Ergin Ataman’ın bu olaylara ilişkin kendi açıklamalarına, iki gazetecinin Ataman’la söyleşi yaparak hazırladıkları ‘Zafere Giden Yol: Ergin Ataman’ isimli kitaptan erişebiliyoruz:
“Şampiyonluktan bir ay kadar sonra Kerem Gönlüm’le ilgili tatsız bir haber aldık. Yapılan doping testinde oyuncumuzda yasaklı madde çıktığı belirtiliyordu. Bu bizim için tam bir şoktu. Kerem’de sınırın üzerinde bir orana rastlandığı için açıklanmıştı. Mario Kasun’da ise sınırın altında o maddeye rastlandığı söylenmişti.” (syf.67)
Beşiktaş’tan Galatasaray’a geçtikten sonraki döneminde ise şu olay yaşanmıştı:
“En önemli oyuncumuz Beşiktaş’tan transfer ettiğimiz David Hawkins’ti. Hawkins, keyif verici madde kullandığı gerekçesiyle dört yıl men cezası aldı. Ceza aldığı zaman tabii ki takım olarak çok sarsıldık.” (syf.83)

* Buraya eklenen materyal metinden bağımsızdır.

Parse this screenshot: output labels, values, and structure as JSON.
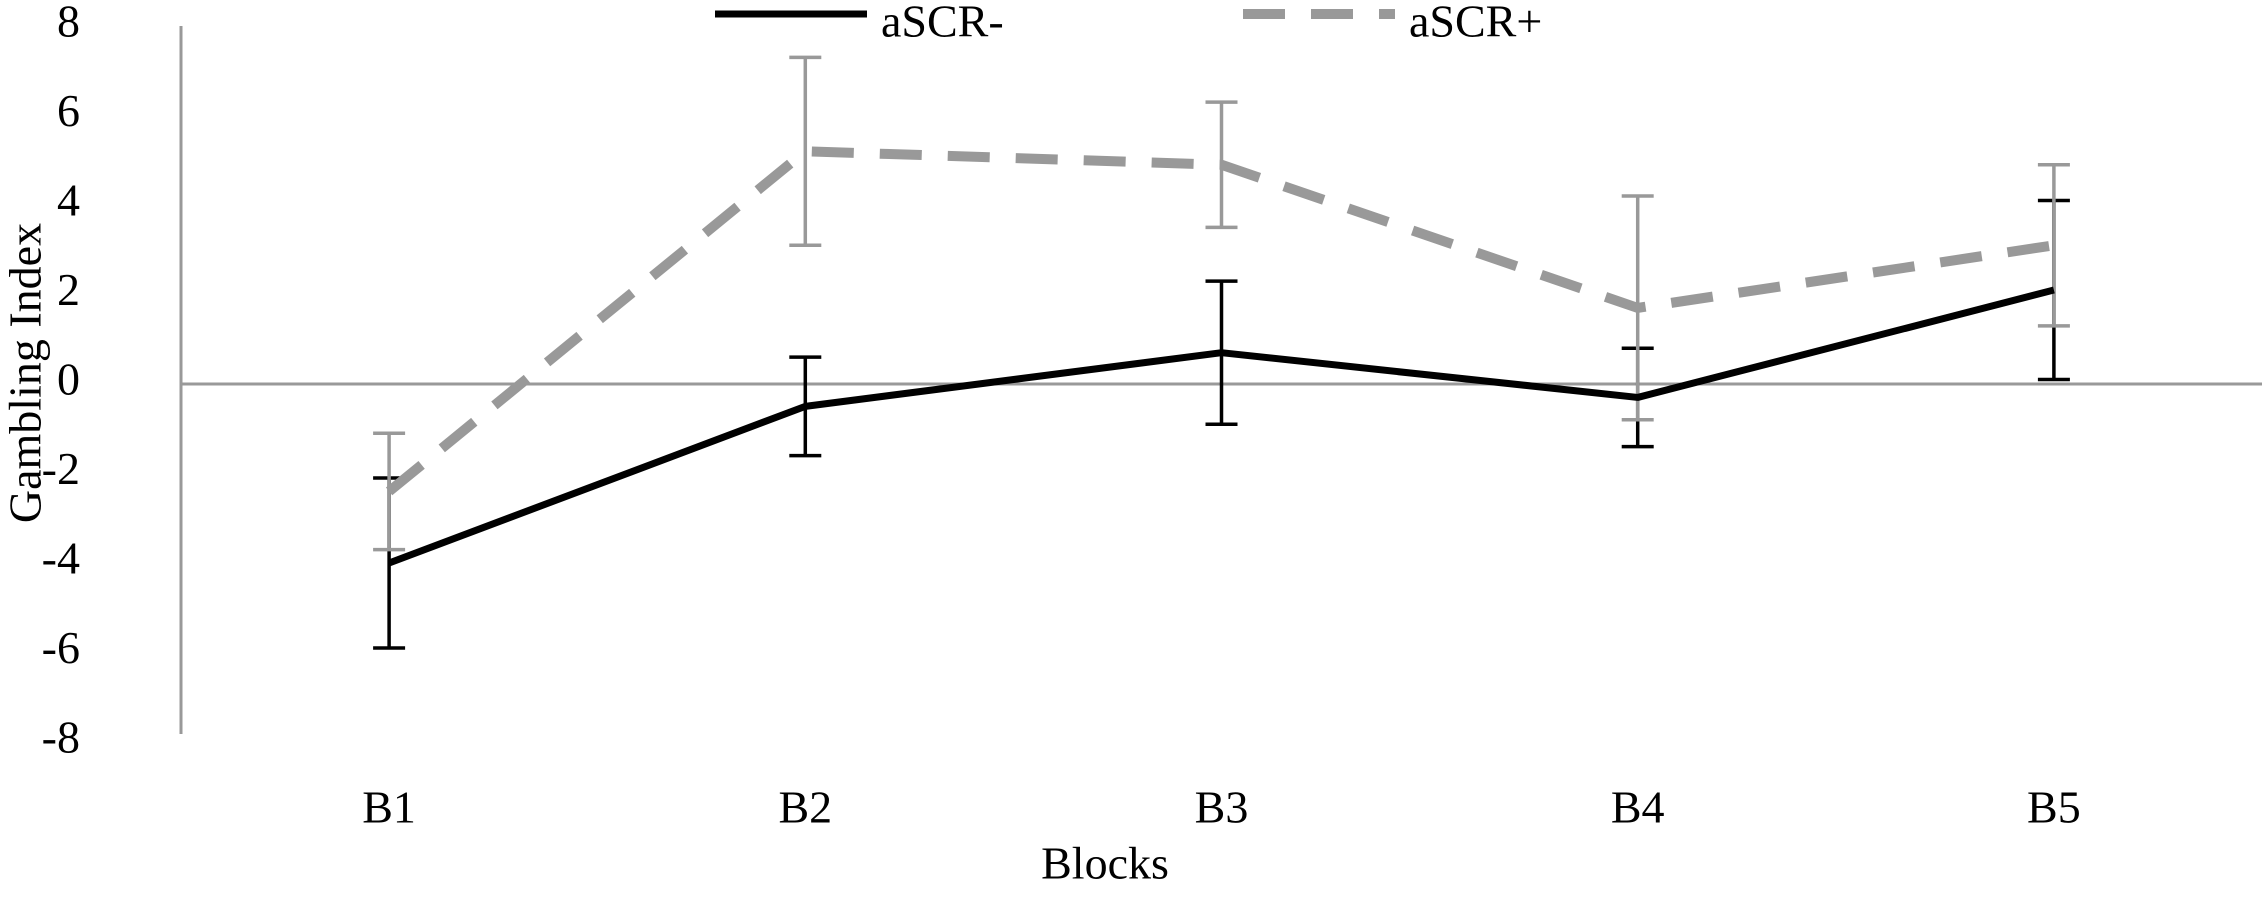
{
  "chart_data": {
    "type": "line",
    "x_label": "Blocks",
    "y_label": "Gambling Index",
    "categories": [
      "B1",
      "B2",
      "B3",
      "B4",
      "B5"
    ],
    "series": [
      {
        "name": "aSCR-",
        "color": "#000000",
        "dash": false,
        "values": [
          -4.0,
          -0.5,
          0.7,
          -0.3,
          2.1
        ],
        "errors": [
          1.9,
          1.1,
          1.6,
          1.1,
          2.0
        ]
      },
      {
        "name": "aSCR+",
        "color": "#999999",
        "dash": true,
        "values": [
          -2.4,
          5.2,
          4.9,
          1.7,
          3.1
        ],
        "errors": [
          1.3,
          2.1,
          1.4,
          2.5,
          1.8
        ]
      }
    ],
    "ylim": [
      -8,
      8
    ],
    "yticks": [
      -8,
      -6,
      -4,
      -2,
      0,
      2,
      4,
      6,
      8
    ],
    "legend": "top",
    "grid": false
  }
}
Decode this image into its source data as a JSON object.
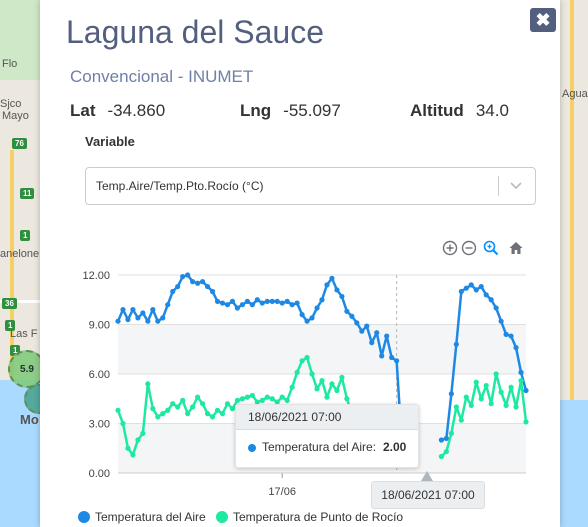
{
  "map": {
    "labels": [
      "Flo",
      "Sjco",
      "Mayo",
      "anelone",
      "Las F",
      "Mo",
      "Agua"
    ],
    "badges": [
      "76",
      "11",
      "1",
      "36",
      "1",
      "1"
    ],
    "cluster": "5.9"
  },
  "modal": {
    "title": "Laguna del Sauce",
    "subtitle": "Convencional - INUMET",
    "lat_label": "Lat",
    "lat_value": "-34.860",
    "lng_label": "Lng",
    "lng_value": "-55.097",
    "alt_label": "Altitud",
    "alt_value": "34.0",
    "variable_label": "Variable",
    "variable_value": "Temp.Aire/Temp.Pto.Rocío (°C)",
    "close_icon": "times-icon"
  },
  "toolbar": {
    "icons": [
      "zoom-in-icon",
      "zoom-out-icon",
      "zoom-select-icon",
      "home-icon"
    ]
  },
  "tooltip": {
    "time": "18/06/2021 07:00",
    "series": "Temperatura del Aire:",
    "value": "2.00"
  },
  "xaxis_tooltip": "18/06/2021 07:00",
  "colors": {
    "air": "#1e88e5",
    "dew": "#1de9a0",
    "accent": "#525f7f"
  },
  "chart_data": {
    "type": "line",
    "xlabel": "",
    "ylabel": "",
    "ylim": [
      0,
      12
    ],
    "yticks": [
      "0.00",
      "3.00",
      "6.00",
      "9.00",
      "12.00"
    ],
    "xticks": [
      {
        "label": "17/06",
        "index": 33
      }
    ],
    "series": [
      {
        "name": "Temperatura del Aire",
        "values": [
          9.2,
          9.9,
          9.3,
          9.9,
          9.4,
          9.7,
          9.2,
          9.9,
          9.2,
          9.4,
          10.2,
          11.0,
          11.3,
          11.9,
          12.0,
          11.6,
          11.5,
          11.6,
          11.3,
          11.0,
          10.4,
          10.3,
          10.2,
          10.4,
          10.0,
          10.2,
          10.4,
          10.2,
          10.5,
          10.3,
          10.4,
          10.4,
          10.4,
          10.3,
          10.4,
          10.2,
          10.3,
          9.6,
          9.2,
          9.4,
          10.0,
          10.5,
          11.4,
          11.8,
          11.1,
          10.7,
          9.8,
          9.5,
          9.1,
          8.6,
          8.9,
          7.9,
          8.5,
          7.1,
          8.3,
          7.0,
          6.8,
          2.0,
          null,
          null,
          null,
          null,
          null,
          null,
          null,
          2.0,
          2.1,
          4.8,
          7.8,
          11.0,
          11.2,
          11.4,
          11.1,
          11.3,
          10.8,
          10.5,
          10.0,
          9.2,
          8.4,
          8.3,
          7.6,
          6.1,
          5.0
        ],
        "color": "#1e88e5"
      },
      {
        "name": "Temperatura de Punto de Rocío",
        "values": [
          3.8,
          3.0,
          1.5,
          1.1,
          2.0,
          2.4,
          5.4,
          3.9,
          3.4,
          3.6,
          3.8,
          4.2,
          4.0,
          4.4,
          3.6,
          4.0,
          4.6,
          4.2,
          3.6,
          3.4,
          3.8,
          3.6,
          4.2,
          3.9,
          4.4,
          4.5,
          4.6,
          4.7,
          4.3,
          4.4,
          4.6,
          4.5,
          4.3,
          4.6,
          4.4,
          5.2,
          6.1,
          6.8,
          7.0,
          6.0,
          5.1,
          5.6,
          4.6,
          5.4,
          5.0,
          5.8,
          4.5,
          3.6,
          3.0,
          2.4,
          2.7,
          3.2,
          3.6,
          3.2,
          3.0,
          3.8,
          3.4,
          1.7,
          null,
          null,
          null,
          null,
          null,
          null,
          null,
          1.0,
          1.3,
          2.4,
          4.0,
          3.2,
          4.6,
          4.1,
          5.5,
          4.5,
          5.3,
          4.2,
          6.0,
          4.9,
          4.1,
          5.2,
          4.0,
          5.6,
          3.1
        ],
        "color": "#1de9a0"
      }
    ]
  },
  "legend": [
    {
      "label": "Temperatura del Aire",
      "color": "#1e88e5"
    },
    {
      "label": "Temperatura de Punto de Rocío",
      "color": "#1de9a0"
    }
  ]
}
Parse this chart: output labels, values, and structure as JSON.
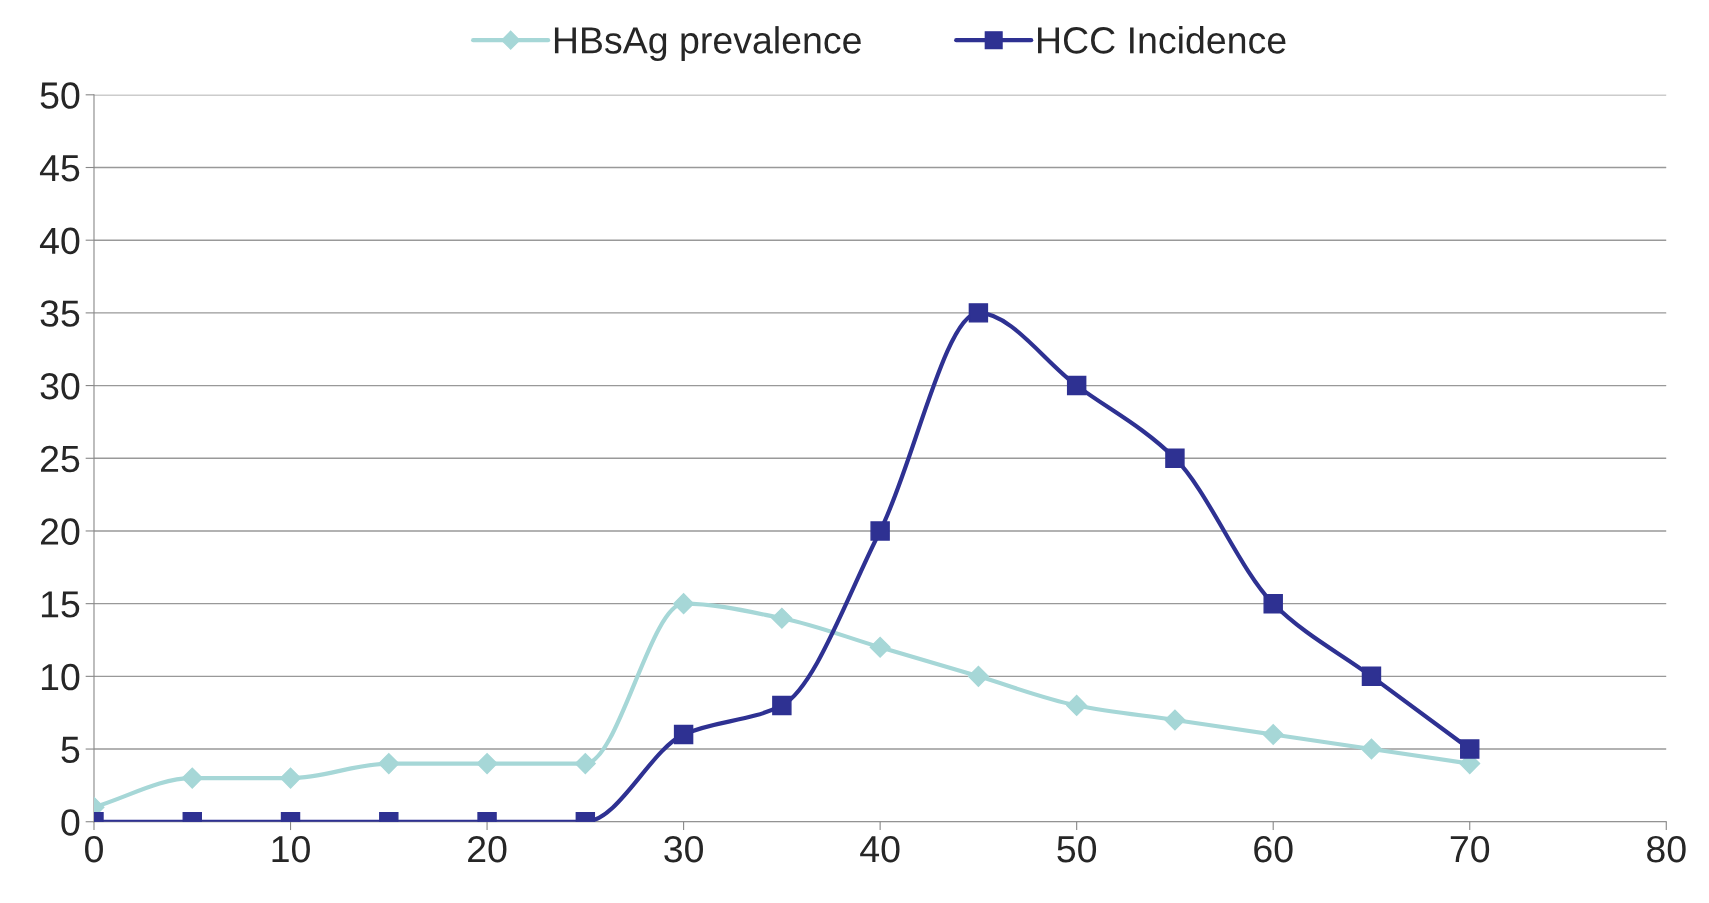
{
  "chart_data": {
    "type": "line",
    "x": [
      0,
      5,
      10,
      15,
      20,
      25,
      30,
      35,
      40,
      45,
      50,
      55,
      60,
      65,
      70
    ],
    "series": [
      {
        "name": "HBsAg prevalence",
        "color": "#a6d7d7",
        "marker": "diamond",
        "values": [
          1,
          3,
          3,
          4,
          4,
          4,
          15,
          14,
          12,
          10,
          8,
          7,
          6,
          5,
          4
        ]
      },
      {
        "name": "HCC Incidence",
        "color": "#2e3192",
        "marker": "square",
        "values": [
          0,
          0,
          0,
          0,
          0,
          0,
          6,
          8,
          20,
          35,
          30,
          25,
          15,
          10,
          5
        ]
      }
    ],
    "xlim": [
      0,
      80
    ],
    "xticks": [
      0,
      10,
      20,
      30,
      40,
      50,
      60,
      70,
      80
    ],
    "ylim": [
      0,
      50
    ],
    "yticks": [
      0,
      5,
      10,
      15,
      20,
      25,
      30,
      35,
      40,
      45,
      50
    ],
    "grid": "y",
    "legend": "top",
    "line_style": "solid"
  }
}
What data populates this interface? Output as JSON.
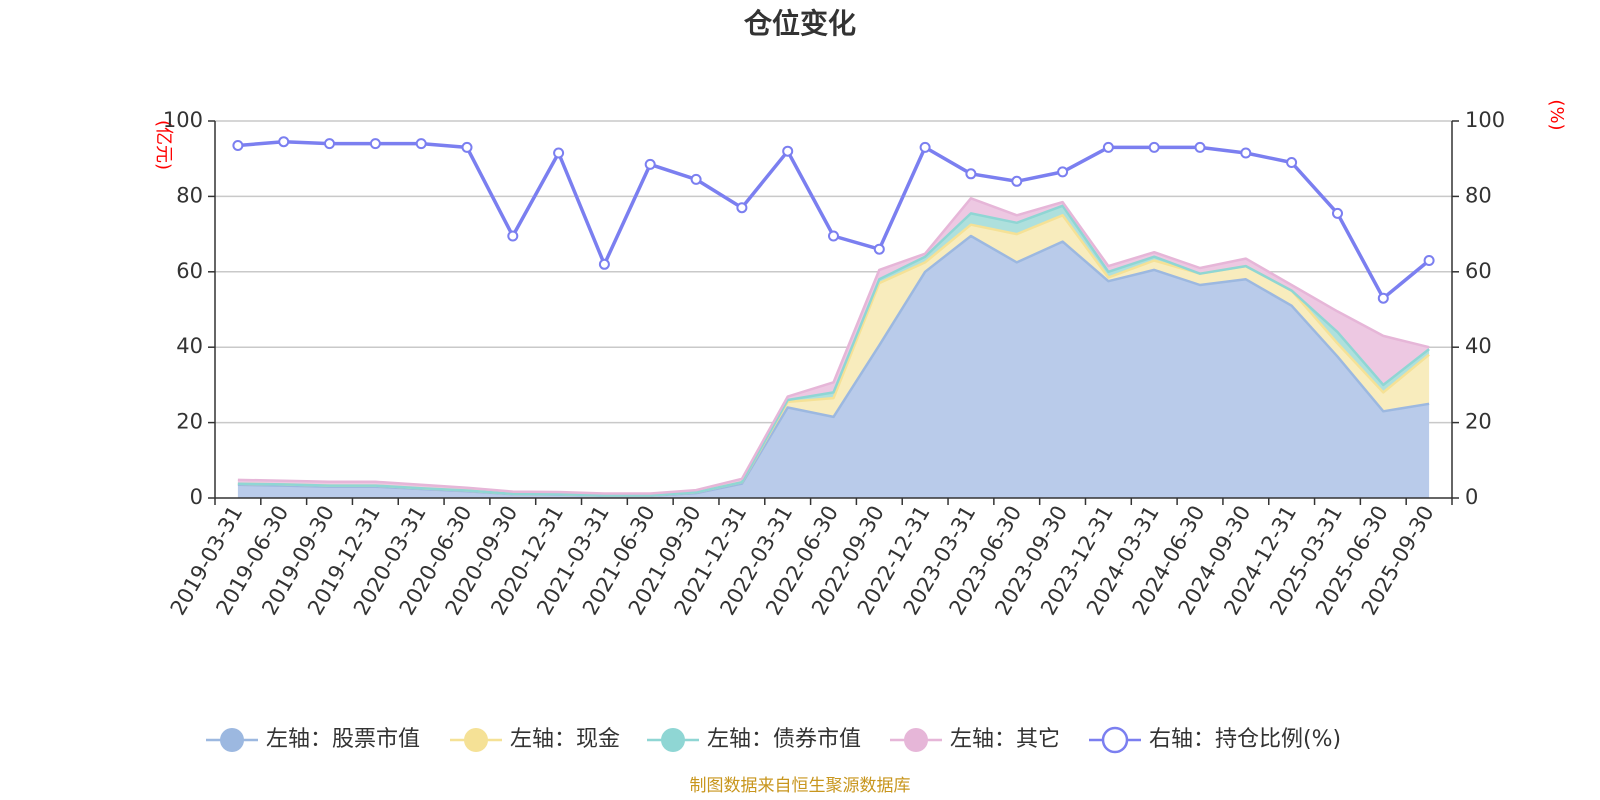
{
  "chart_data": {
    "type": "area",
    "title": "仓位变化",
    "left_axis_unit": "(亿元)",
    "right_axis_unit": "(%)",
    "ylim_left": [
      0,
      100
    ],
    "ylim_right": [
      0,
      100
    ],
    "y_ticks": [
      0,
      20,
      40,
      60,
      80,
      100
    ],
    "stacked": true,
    "legend_position": "bottom-center",
    "source_text": "制图数据来自恒生聚源数据库",
    "x": [
      "2019-03-31",
      "2019-06-30",
      "2019-09-30",
      "2019-12-31",
      "2020-03-31",
      "2020-06-30",
      "2020-09-30",
      "2020-12-31",
      "2021-03-31",
      "2021-06-30",
      "2021-09-30",
      "2021-12-31",
      "2022-03-31",
      "2022-06-30",
      "2022-09-30",
      "2022-12-31",
      "2023-03-31",
      "2023-06-30",
      "2023-09-30",
      "2023-12-31",
      "2024-03-31",
      "2024-06-30",
      "2024-09-30",
      "2024-12-31",
      "2025-03-31",
      "2025-06-30",
      "2025-09-30"
    ],
    "series": [
      {
        "name": "左轴：股票市值",
        "axis": "left",
        "color": "#9cb8e0",
        "fill": "#b9cbea",
        "values": [
          3.5,
          3.3,
          3.0,
          3.0,
          2.4,
          1.8,
          1.0,
          0.9,
          0.6,
          0.6,
          1.3,
          3.8,
          24.0,
          21.5,
          40.5,
          60.0,
          69.5,
          62.5,
          68.0,
          57.5,
          60.5,
          56.5,
          58.0,
          51.0,
          37.5,
          23.0,
          25.0
        ]
      },
      {
        "name": "左轴：现金",
        "axis": "left",
        "color": "#f5e196",
        "fill": "#f8ecbd",
        "values": [
          0.3,
          0.3,
          0.3,
          0.3,
          0.2,
          0.2,
          0.1,
          0.1,
          0.1,
          0.1,
          0.2,
          0.4,
          1.5,
          5.0,
          16.5,
          2.5,
          3.0,
          7.5,
          7.0,
          1.0,
          2.5,
          3.0,
          3.5,
          4.0,
          3.5,
          5.0,
          13.0
        ]
      },
      {
        "name": "左轴：债券市值",
        "axis": "left",
        "color": "#8fd6d4",
        "fill": "#aee0dd",
        "values": [
          0,
          0,
          0,
          0,
          0,
          0,
          0,
          0,
          0,
          0,
          0,
          0,
          0.5,
          1.5,
          1.0,
          1.5,
          3.0,
          3.0,
          2.5,
          1.5,
          1.0,
          0,
          0,
          0,
          3.0,
          2.0,
          1.5
        ]
      },
      {
        "name": "左轴：其它",
        "axis": "left",
        "color": "#e6b6d8",
        "fill": "#edc8e2",
        "values": [
          1.0,
          1.0,
          1.0,
          1.0,
          0.9,
          0.7,
          0.6,
          0.6,
          0.5,
          0.5,
          0.6,
          0.9,
          0.9,
          2.7,
          2.5,
          0.8,
          4.0,
          2.0,
          1.0,
          1.5,
          1.2,
          1.5,
          2.0,
          1.5,
          5.5,
          13.0,
          0.5
        ]
      },
      {
        "name": "右轴：持仓比例(%)",
        "axis": "right",
        "color": "#7b7ff0",
        "values": [
          93.5,
          94.5,
          94.0,
          94.0,
          94.0,
          93.0,
          69.5,
          91.5,
          62.0,
          88.5,
          84.5,
          77.0,
          92.0,
          69.5,
          66.0,
          93.0,
          86.0,
          84.0,
          86.5,
          93.0,
          93.0,
          93.0,
          91.5,
          89.0,
          75.5,
          53.0,
          63.0
        ]
      }
    ]
  }
}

Yaşanan bu olayların ardından Fenerbahçe taraftarının da; hiçbir küfür içermeyen, sadece akıllardaki soru işaretlerine atıf yapan ‘Doping yapsana’ tezahüratını kullanması hangi saygı sınırını aşıyor, hangi sportmenlik dışı davranışı içeriyor olabilir?
Ortada, daha önce başında olduğu takımların neredeyse hepsinde Fenerbahçe taraftarıyla münakaşaya girmiş bir ‘koç’ portresi var.
Olayların parke dışına taşması hiç hoş bir görüntü oluşturmuyor. Bazılarına göre bu durum Ataman’ın oyuncularının üzerindeki baskıyı kendi üzerine çekme taktiği. Çünkü daha öncesinde parke sınırları içerisinde kalsa da, hep gördük benzerlerini. Bu defasında ise olay sivil vatandaşların olduğu yerlere de tesir ediyor.
Acaba TBF, mili kaideler güderek bir Türk takımına mı sahip çıkacak dersiniz? Yoksa Türk başantrenörün yönettiği Yunan takımına mı?